Leo menatapnya tajam, matanya menyipit seolah mencoba mencari kebohongan di wajah Ayla, namun kemudian mengangguk, seolah menerima jawaban itu tanpa ragu. "Bagus jika begitu," gumamnya dengan nada rendah yang penuh ejekan. "Kau kan pelacur hebat," lanjutnya, kalimatnya begitu dingin, menusuk, seperti pisau yang tanpa ampun merobek hati Ayla.
Ayla merasakan matanya mulai memanas, berusaha sekuat tenaga menahan tangis yang hampir tumpah. Ucapan Leo seperti tamparan keras yang mengingatkannya pada masa lalunya, pada pilihan kelam yang pernah ia buat demi bertahan hidup.
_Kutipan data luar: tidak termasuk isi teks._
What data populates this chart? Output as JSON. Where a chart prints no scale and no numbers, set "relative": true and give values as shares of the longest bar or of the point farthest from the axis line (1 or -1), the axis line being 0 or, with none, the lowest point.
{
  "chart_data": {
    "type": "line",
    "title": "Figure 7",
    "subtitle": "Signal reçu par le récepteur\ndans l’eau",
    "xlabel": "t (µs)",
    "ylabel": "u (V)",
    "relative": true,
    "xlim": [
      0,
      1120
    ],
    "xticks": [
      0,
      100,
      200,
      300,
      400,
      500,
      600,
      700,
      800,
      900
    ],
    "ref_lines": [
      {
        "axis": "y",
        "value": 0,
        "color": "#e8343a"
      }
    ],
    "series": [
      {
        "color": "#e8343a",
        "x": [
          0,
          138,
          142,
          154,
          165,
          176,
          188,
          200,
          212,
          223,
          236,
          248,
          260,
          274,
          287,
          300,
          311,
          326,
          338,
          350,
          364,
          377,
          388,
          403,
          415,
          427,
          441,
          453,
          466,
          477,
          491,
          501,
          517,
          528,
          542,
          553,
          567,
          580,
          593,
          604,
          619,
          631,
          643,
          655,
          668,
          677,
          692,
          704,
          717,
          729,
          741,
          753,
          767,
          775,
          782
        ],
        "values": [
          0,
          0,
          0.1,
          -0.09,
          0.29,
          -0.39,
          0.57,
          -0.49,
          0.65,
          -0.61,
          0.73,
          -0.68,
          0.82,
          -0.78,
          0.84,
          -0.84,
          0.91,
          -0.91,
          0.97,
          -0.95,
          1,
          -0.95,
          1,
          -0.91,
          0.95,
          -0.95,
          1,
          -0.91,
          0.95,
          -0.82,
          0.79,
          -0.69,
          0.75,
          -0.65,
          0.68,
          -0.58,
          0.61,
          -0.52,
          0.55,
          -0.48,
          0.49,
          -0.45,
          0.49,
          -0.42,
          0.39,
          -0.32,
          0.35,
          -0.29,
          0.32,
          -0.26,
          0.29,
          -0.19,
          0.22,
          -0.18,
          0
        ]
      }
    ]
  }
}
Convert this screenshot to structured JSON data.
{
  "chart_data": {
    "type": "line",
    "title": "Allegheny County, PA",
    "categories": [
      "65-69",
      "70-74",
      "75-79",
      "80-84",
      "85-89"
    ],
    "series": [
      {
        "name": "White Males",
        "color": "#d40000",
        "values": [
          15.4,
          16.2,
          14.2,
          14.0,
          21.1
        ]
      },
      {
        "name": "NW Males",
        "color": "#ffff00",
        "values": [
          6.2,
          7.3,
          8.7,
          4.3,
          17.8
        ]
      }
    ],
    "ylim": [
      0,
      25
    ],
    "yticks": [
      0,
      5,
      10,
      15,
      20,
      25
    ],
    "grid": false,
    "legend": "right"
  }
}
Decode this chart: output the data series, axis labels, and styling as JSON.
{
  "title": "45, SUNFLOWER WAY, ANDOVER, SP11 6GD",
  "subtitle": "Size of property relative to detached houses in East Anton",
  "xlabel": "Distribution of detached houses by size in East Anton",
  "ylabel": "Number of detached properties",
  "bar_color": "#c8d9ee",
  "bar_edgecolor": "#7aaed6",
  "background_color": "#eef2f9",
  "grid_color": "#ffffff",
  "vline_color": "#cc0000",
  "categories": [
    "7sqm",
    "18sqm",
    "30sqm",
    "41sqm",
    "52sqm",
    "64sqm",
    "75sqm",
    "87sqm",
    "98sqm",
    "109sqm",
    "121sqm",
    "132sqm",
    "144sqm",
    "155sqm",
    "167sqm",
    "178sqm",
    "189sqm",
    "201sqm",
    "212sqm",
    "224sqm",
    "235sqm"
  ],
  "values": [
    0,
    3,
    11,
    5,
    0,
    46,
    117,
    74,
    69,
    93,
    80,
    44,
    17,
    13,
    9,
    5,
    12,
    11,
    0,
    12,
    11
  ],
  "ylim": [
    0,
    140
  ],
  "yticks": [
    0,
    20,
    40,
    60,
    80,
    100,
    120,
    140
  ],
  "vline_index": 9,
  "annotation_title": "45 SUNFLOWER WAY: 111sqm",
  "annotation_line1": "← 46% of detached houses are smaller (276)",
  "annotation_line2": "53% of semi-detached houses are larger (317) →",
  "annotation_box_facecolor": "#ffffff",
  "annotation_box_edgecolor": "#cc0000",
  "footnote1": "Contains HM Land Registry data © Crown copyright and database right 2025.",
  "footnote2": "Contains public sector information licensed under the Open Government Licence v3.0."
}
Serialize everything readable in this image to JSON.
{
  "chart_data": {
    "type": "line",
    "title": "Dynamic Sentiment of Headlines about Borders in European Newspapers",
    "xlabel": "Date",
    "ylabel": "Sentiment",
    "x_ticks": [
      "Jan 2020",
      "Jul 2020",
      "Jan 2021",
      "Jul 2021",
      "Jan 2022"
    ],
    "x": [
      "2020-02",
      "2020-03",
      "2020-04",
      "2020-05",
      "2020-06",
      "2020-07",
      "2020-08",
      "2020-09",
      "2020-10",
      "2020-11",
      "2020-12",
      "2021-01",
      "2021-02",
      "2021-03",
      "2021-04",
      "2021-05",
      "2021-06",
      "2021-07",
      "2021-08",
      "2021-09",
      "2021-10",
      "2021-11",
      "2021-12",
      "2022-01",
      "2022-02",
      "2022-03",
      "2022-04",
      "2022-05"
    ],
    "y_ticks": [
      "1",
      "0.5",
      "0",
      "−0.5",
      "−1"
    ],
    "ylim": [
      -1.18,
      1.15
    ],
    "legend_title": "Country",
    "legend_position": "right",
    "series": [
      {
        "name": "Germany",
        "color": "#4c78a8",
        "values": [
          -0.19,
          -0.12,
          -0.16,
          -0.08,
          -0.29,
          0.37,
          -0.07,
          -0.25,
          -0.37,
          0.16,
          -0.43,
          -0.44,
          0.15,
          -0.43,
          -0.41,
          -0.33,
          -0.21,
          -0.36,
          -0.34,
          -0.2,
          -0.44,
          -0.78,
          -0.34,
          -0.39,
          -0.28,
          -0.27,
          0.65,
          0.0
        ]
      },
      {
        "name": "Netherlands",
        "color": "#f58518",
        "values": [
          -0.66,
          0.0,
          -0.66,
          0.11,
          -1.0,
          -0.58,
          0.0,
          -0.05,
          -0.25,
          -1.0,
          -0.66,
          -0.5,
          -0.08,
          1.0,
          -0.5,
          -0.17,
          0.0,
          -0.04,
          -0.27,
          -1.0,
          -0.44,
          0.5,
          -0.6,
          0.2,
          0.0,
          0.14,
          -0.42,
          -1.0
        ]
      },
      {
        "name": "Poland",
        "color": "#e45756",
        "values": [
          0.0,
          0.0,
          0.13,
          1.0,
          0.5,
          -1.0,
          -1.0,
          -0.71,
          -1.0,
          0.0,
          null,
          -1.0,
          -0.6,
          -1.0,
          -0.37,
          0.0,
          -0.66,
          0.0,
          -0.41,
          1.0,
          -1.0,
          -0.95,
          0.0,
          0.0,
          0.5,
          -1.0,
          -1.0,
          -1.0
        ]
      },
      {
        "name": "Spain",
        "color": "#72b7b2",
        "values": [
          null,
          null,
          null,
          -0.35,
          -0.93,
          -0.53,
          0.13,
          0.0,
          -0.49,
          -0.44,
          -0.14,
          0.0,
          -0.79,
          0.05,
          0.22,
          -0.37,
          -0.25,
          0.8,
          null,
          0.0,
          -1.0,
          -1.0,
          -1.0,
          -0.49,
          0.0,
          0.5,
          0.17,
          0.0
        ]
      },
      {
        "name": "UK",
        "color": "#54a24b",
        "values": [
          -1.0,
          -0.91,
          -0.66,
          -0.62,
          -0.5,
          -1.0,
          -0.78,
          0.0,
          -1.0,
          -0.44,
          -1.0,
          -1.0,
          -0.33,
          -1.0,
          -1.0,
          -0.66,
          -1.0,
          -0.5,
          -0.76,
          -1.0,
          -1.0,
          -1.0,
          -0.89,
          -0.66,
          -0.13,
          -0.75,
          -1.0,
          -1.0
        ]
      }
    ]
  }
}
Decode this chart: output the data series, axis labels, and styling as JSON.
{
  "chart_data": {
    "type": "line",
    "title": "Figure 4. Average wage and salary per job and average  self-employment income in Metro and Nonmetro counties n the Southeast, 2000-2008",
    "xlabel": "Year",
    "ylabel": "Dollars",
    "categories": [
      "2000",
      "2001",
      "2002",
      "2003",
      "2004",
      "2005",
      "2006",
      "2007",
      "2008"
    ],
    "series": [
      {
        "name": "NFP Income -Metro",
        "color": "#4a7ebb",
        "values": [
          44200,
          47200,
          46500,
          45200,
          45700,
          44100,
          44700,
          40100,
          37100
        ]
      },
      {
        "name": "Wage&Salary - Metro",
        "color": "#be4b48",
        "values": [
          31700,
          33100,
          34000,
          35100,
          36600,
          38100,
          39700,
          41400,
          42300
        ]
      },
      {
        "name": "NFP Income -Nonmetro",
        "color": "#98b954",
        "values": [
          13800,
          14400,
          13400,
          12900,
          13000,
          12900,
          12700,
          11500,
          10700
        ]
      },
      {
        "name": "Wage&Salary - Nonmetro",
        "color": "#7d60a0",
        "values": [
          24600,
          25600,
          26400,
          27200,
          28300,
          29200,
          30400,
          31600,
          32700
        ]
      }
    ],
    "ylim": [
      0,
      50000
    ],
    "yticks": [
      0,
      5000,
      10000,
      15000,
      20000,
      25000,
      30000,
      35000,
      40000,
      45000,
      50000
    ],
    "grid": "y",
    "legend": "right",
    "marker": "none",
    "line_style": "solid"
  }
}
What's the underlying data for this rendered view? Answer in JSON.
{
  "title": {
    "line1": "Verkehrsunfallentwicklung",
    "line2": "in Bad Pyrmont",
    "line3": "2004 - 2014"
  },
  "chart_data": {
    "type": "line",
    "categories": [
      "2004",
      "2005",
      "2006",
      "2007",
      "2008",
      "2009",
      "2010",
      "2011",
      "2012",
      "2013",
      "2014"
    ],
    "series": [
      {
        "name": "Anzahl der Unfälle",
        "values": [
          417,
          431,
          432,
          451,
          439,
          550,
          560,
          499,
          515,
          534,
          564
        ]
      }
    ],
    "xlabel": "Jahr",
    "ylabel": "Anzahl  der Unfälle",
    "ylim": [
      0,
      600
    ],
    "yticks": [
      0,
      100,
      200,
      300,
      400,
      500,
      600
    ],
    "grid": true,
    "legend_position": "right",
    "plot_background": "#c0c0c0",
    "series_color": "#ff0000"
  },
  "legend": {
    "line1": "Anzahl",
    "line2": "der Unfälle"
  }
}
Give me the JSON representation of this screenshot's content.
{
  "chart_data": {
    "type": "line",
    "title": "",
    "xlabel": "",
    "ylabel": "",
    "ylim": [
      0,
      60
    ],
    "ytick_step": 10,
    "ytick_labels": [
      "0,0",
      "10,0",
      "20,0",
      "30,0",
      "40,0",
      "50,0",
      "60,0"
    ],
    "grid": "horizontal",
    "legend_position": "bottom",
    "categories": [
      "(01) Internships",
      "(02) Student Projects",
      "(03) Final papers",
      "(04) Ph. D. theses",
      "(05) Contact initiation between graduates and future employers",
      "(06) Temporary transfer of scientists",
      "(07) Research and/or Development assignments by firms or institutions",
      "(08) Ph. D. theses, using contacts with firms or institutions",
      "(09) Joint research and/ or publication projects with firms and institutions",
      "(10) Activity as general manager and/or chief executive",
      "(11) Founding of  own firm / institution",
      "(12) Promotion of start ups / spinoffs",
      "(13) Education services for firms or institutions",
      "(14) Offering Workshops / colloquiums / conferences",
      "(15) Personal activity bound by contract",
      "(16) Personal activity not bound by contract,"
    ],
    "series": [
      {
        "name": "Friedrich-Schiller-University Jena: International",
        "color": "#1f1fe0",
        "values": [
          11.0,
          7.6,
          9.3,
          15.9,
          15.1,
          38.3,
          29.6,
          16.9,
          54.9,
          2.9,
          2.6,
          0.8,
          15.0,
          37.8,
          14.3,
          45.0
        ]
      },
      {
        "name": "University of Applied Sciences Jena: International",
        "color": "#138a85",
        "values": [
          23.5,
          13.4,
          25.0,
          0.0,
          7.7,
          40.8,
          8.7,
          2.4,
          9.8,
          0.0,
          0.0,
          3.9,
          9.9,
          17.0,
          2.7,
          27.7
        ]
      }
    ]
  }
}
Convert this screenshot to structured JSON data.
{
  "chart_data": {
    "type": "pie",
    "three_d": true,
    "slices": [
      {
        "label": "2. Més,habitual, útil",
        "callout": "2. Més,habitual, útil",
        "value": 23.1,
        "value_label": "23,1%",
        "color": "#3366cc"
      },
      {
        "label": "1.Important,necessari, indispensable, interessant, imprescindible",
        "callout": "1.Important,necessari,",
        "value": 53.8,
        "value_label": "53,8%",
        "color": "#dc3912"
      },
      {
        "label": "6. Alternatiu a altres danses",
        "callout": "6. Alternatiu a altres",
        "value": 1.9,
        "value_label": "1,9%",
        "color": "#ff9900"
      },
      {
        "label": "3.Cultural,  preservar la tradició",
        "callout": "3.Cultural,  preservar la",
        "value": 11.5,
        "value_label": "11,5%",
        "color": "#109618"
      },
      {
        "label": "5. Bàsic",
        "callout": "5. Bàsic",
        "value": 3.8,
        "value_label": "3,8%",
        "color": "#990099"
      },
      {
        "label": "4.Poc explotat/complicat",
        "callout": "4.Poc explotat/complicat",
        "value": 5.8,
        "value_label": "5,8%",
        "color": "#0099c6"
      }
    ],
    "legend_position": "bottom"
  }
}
Ia tahu, inilah konsekuensi dari pekerjaan kotor yang kini telah ia tinggalkan, namun bayang-bayang masa lalu itu masih melekat erat, seolah tak ingin pergi.
"Jangan datang ke kantor mulai besok," lanjut Leo dengan suara tegas, matanya tetap dingin tanpa sedikit pun belas kasih. "Pengunduran dirimu sudah diterima," ucapnya, sebelum berbalik tanpa sepatah kata lagi, langkah kakinya mantap meninggalkan Ayla yang masih terdiam.
Ayla hanya bisa menatap punggungnya yang semakin menjauh, hatinya terasa kosong, bagai dihisap ke dalam lubang tak berdasar. Namun, Leo pun sebenarnya merasa ada yang aneh. Dalam hatinya, ia sedikit heran, kenapa Ayla begitu pendiam semenjak di rumah sakit? Ia tidak lagi melawan atau memberontak seperti di kantor tadi. Tapi Leo memilih mengabaikan perasaan itu, meyakinkan dirinya bahwa Ayla tak lebih dari seorang wanita yang sudah kehilangan semua harga diri.
Saat pintu tertutup di belakang Leo, Ayla akhirnya melepaskan napas panjang yang sejak tadi tertahan. Air matanya pun mulai bergulir, membasahi pipinya yang semakin pucat. Hatinya terasa remuk, namun ia berusaha bertahan, meski dunia seolah runtuh di sekelilingnya.